Politics do matter after all, it seems. This holds true today even in China, one of the biggest winners of the past two decades. It now faces a difficult transition away from a development model based on infrastructure projects and large-scale manufacturing. As that model reaches its limits, growth is slowing, but the powers-that-be in the Communist Party appear reluctant to move toward an economy based more on services and consumption, in part because that would mean ceding some of their authority.

President Xi, in particular, is leaving no doubt about who is in charge. He is expected to secure an unprecedented third term as leader at the Communist Party’s 20th party congress later this year and his autocratic grip on his country shows no signs of relaxing.

So what remains of the emerging-markets enthusiasm of 20 years ago? Not much. Goldman Sachs closed its original BRIC investment fund in 2015 after years of weak returns and rolled the assets into a broader emerging-markets product.

Unfortunately, betting on a broader set of markets hasn’t been a road to riches, either. Over the decade that ended in January, stocks in the wide-ranging MSCI Emerging Markets Index vastly underperformed, producing returns of 4.2 per cent a year, compared with 11.5 per cent for stocks in developed countries.

Maybe this is just a temporary blip.

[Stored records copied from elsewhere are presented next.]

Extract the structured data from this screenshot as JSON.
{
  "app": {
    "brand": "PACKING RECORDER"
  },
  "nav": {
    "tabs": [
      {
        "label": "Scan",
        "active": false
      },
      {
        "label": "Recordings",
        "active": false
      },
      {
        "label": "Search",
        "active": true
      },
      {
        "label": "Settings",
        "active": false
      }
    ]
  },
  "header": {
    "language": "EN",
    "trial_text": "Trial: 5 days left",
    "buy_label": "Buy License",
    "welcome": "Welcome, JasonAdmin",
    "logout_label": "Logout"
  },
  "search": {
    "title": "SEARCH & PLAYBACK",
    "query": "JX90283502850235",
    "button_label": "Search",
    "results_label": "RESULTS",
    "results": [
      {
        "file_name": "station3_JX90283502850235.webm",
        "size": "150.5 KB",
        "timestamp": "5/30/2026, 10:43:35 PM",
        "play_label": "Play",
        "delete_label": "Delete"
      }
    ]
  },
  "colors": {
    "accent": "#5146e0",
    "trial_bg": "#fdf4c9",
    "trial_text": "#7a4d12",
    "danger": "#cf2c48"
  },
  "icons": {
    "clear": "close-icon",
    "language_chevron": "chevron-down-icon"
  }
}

More likely, though, it is a sign of just how difficult it is for emerging economies to stay on the path to prosperity. While a handful of countries in Asia – China, South Korea and Taiwan – have achieved transformational growth over the past 20 years, their success is the exception, not the rule. For every China, there is a Mexico. For every South Korea, an Argentina.

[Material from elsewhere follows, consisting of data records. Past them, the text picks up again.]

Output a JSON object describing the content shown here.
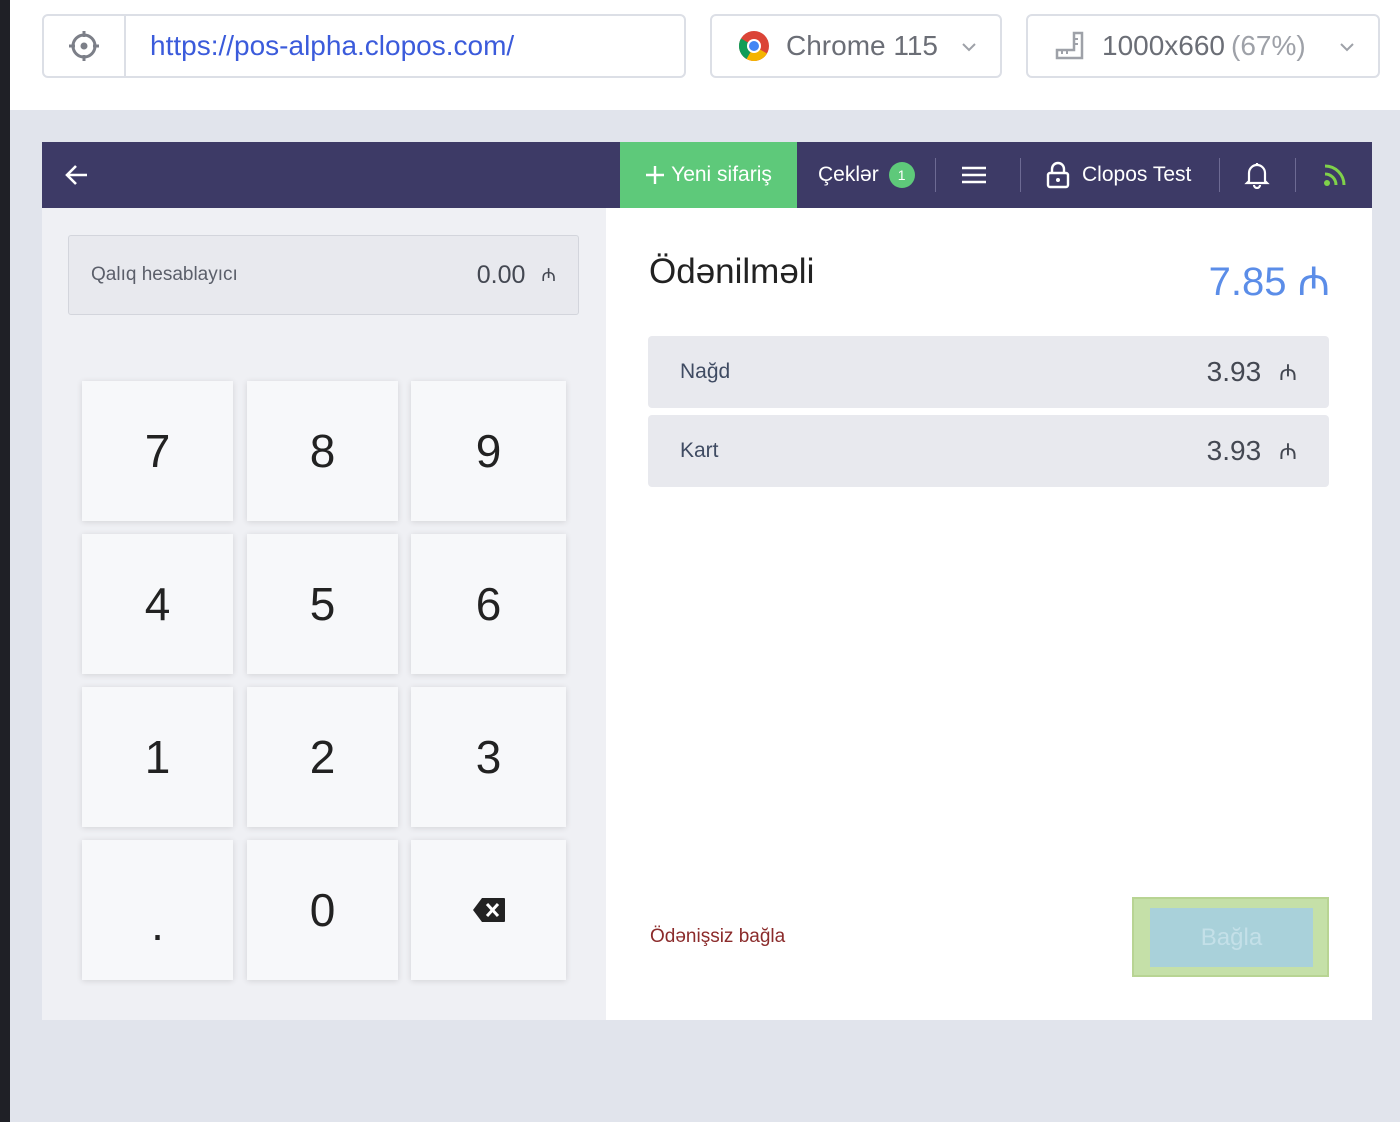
{
  "browser_bar": {
    "url": "https://pos-alpha.clopos.com/",
    "browser": "Chrome 115",
    "viewport": "1000x660",
    "zoom": "(67%)"
  },
  "navbar": {
    "new_order": "Yeni sifariş",
    "checks_label": "Çeklər",
    "checks_count": "1",
    "user": "Clopos Test"
  },
  "change_calculator": {
    "label": "Qalıq hesablayıcı",
    "value": "0.00",
    "currency": "₼"
  },
  "keypad": [
    "7",
    "8",
    "9",
    "4",
    "5",
    "6",
    "1",
    "2",
    "3",
    ".",
    "0",
    "backspace"
  ],
  "payment": {
    "due_label": "Ödənilməli",
    "due_value": "7.85 ₼",
    "rows": [
      {
        "name": "Nağd",
        "amount": "3.93",
        "currency": "₼"
      },
      {
        "name": "Kart",
        "amount": "3.93",
        "currency": "₼"
      }
    ],
    "free_close": "Ödənişsiz bağla",
    "close_button": "Bağla"
  },
  "colors": {
    "navbar": "#3d3a66",
    "accent_green": "#5ec97a",
    "due_blue": "#5b8de8"
  }
}
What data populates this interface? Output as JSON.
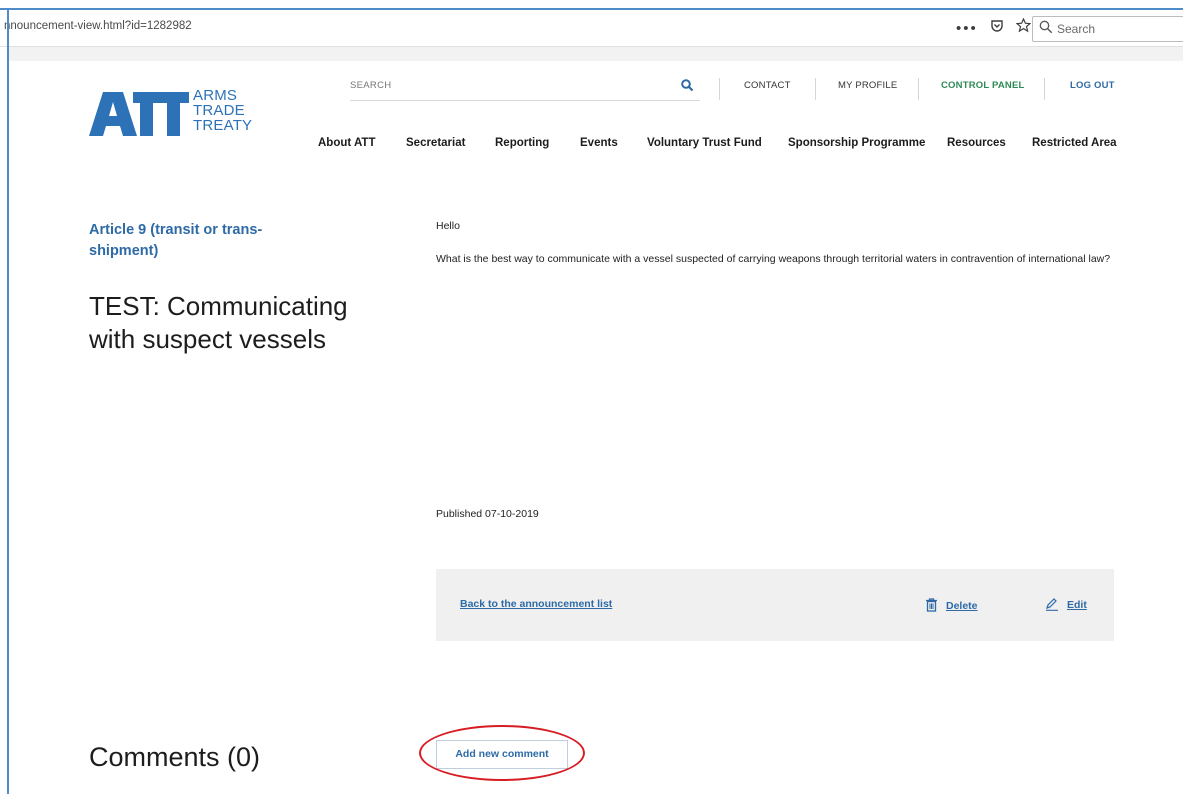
{
  "browser": {
    "url": "nnouncement-view.html?id=1282982",
    "search_placeholder": "Search"
  },
  "logo": {
    "letters": "ATT",
    "line1": "ARMS",
    "line2": "TRADE",
    "line3": "TREATY"
  },
  "utility": {
    "search_label": "SEARCH",
    "contact": "CONTACT",
    "my_profile": "MY PROFILE",
    "control_panel": "CONTROL PANEL",
    "log_out": "LOG OUT"
  },
  "nav": {
    "items": [
      "About ATT",
      "Secretariat",
      "Reporting",
      "Events",
      "Voluntary Trust Fund",
      "Sponsorship Programme",
      "Resources",
      "Restricted Area"
    ]
  },
  "announcement": {
    "category": "Article 9 (transit or trans-shipment)",
    "title": "TEST: Communicating with suspect vessels",
    "greeting": "Hello",
    "body": "What is the best way to communicate with a vessel suspected of carrying weapons through territorial waters in contravention of international law?",
    "published": "Published 07-10-2019"
  },
  "actions": {
    "back": "Back to the announcement list",
    "delete": "Delete",
    "edit": "Edit"
  },
  "comments": {
    "heading": "Comments (0)",
    "add_button": "Add new comment"
  },
  "colors": {
    "brand_blue": "#2d6aa6",
    "control_panel_green": "#2e8b57",
    "highlight_red": "#d81c23"
  }
}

The MSCI Emerging Markets Index is now largely a bet on four superstar Asian economies – China (which makes up 32 per cent of the index), followed by Taiwan (16 per cent), India (13 per cent) and South Korea (12 per cent). These four stars could continue their upward trajectory, but their continued success is no longer the sure bet it once seemed.

Tensions between China and the U.S., and between China and Taiwan, top the list of challenges. In addition, there are pandemic-inspired moves by North American companies to shorten their supply chains and bring key manufacturing closer to home. Intel Corp.’s plan to invest US$20-billion in an Ohio microchip factory could herald the start of a wider move to claw back the manufacturing jobs that were lost to Asia.

A new financial order may also be in the offing. The Ukraine war has demonstrated how the West can use a U.S.-dollar-based international banking system to impose sanctions on countries. Presumably, Beijing is taking notice. Expect it to look for ways to increase international usage of the yuan and decrease the centrality of the U.S. dollar.

“China won’t risk accelerated decoupling with the West in order to support Russia,” Neil Shearing, group chief economist at market researcher Capital Economics, wrote last week. “But it is likely to redouble efforts to increase its self-sufficiency in key technologies and to develop international economic and financial relations that are not dependent on financial plumbing in the West.”

All of this argues for a global economy that will be more fragmented, more uncertain and less democratic than most people assumed a few years ago. Emerging-markets enthusiasts may want to recalibrate their bets.